Pour rappel, le conseil constitutionnel avait tout de même évalué les frais du meeting de Toulon à 155 715 euros, « qui auraient dû figurer au compte de campagne » – candidature officialisée ou non. Aux yeux des « Sages », le caractère électoral de la réunion ne faisait aucun doute, malgré les dénégations de l'équipe Sarkozy, « compte tenu de l'implication de l'UMP dans cette manifestation, de l'ampleur du public convié comprenant notamment des adhérents et sympathisants de l'UMP, des modalités d'aménagement des locaux et des moyens de communication déployés ». Un pur meeting de campagne.
En laissant l'Élysée supporter ces dépenses, Nicolas Sarkozy avait donc enfreint la loi électorale, aux yeux du conseil constitutionnel : celle qui interdit aux candidats de faire financer leur campagne par une personne morale (ici l'État).
En première instance, la commission nationale des comptes de campagne (CNCCFP) s’était même montrée plus sévère encore que les « Sages », puisqu’elle avait estimé qu’en plus de Toulon, sept autres meetings de Nicolas Sarkozy antérieurs à sa candidature officielle auraient dû être financés par l’argent du candidat plutôt que par l’Élysée. De combien le contribuable avait-il été lésé ? Impossible à évaluer. En effet, jamais l’équipe de Nicolas Sarkozy n’a daigné répondre à la commission sur le montant des dépenses irrégulièrement engagées dans ces meetings-là.
Outre les irrégularités liées aux réunions publiques, le citoyen Raymond Avrillier avait d’ailleurs signalé d’autres bizarreries au parquet de Paris. Par exemple, comment comprendre que le candidat Sarkozy n’ait officiellement commandé ni réglé aucun sondage de sa poche ? Durant sa campagne, l’Élysée avait continué de payer ses sondeurs préférés, aux seuls frais du contribuable…

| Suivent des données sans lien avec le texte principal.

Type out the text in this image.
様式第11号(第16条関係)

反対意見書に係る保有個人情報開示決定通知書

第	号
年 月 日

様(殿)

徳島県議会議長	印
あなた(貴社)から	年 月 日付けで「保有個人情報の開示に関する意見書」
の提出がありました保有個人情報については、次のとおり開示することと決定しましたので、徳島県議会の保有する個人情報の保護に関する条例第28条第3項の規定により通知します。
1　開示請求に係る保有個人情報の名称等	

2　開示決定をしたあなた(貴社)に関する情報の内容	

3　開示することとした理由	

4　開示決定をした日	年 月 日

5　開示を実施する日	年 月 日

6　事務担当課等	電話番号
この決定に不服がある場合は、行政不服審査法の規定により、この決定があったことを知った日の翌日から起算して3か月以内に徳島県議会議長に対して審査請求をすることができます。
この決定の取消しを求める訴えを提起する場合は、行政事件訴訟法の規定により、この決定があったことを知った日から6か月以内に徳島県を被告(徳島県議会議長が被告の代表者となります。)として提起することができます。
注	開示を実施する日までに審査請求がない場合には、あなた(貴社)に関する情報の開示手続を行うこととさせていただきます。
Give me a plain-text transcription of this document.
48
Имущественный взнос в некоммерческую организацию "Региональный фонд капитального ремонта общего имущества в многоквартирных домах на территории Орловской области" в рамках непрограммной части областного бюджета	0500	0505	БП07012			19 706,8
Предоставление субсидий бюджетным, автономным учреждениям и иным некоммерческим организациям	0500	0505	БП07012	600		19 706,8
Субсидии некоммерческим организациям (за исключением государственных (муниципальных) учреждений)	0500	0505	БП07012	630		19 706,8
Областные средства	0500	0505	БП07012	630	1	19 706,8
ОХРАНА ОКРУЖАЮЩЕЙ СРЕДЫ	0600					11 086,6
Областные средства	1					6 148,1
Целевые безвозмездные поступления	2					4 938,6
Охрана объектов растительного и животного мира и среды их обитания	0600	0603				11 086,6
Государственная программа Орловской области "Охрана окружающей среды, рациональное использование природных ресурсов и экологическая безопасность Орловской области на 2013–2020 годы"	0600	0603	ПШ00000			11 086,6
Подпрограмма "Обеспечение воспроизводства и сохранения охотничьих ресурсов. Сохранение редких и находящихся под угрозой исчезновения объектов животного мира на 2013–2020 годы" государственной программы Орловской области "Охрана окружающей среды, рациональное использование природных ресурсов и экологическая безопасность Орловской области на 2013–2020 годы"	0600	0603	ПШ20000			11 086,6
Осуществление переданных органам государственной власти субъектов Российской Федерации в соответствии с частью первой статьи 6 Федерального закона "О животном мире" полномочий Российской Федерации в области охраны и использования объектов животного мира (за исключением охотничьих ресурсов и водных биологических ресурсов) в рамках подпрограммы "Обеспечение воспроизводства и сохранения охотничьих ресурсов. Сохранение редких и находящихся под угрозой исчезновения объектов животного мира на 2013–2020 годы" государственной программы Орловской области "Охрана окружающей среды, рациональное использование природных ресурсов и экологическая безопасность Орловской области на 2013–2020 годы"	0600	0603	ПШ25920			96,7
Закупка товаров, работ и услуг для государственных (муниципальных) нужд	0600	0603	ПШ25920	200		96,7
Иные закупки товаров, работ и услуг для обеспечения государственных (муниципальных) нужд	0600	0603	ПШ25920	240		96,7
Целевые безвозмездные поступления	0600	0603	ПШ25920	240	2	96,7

Ces objections sont désormais balayées. Nicolas Sarkozy reste bien évidemment menacé par deux informations judiciaires en cours visant le financement de sa campagne présidentielle : celle qui porte sur les fausses factures de Bygmalion et la dissimulation de 17 millions d’euros de frais de meeting. Et celle qui porte sur les pénalités financières infligées à Nicolas Sarkozy en personne par le conseil constitutionnel mais réglées par l’UMP, qui devrait lui valoir une convocation rapide chez les juges d’instruction.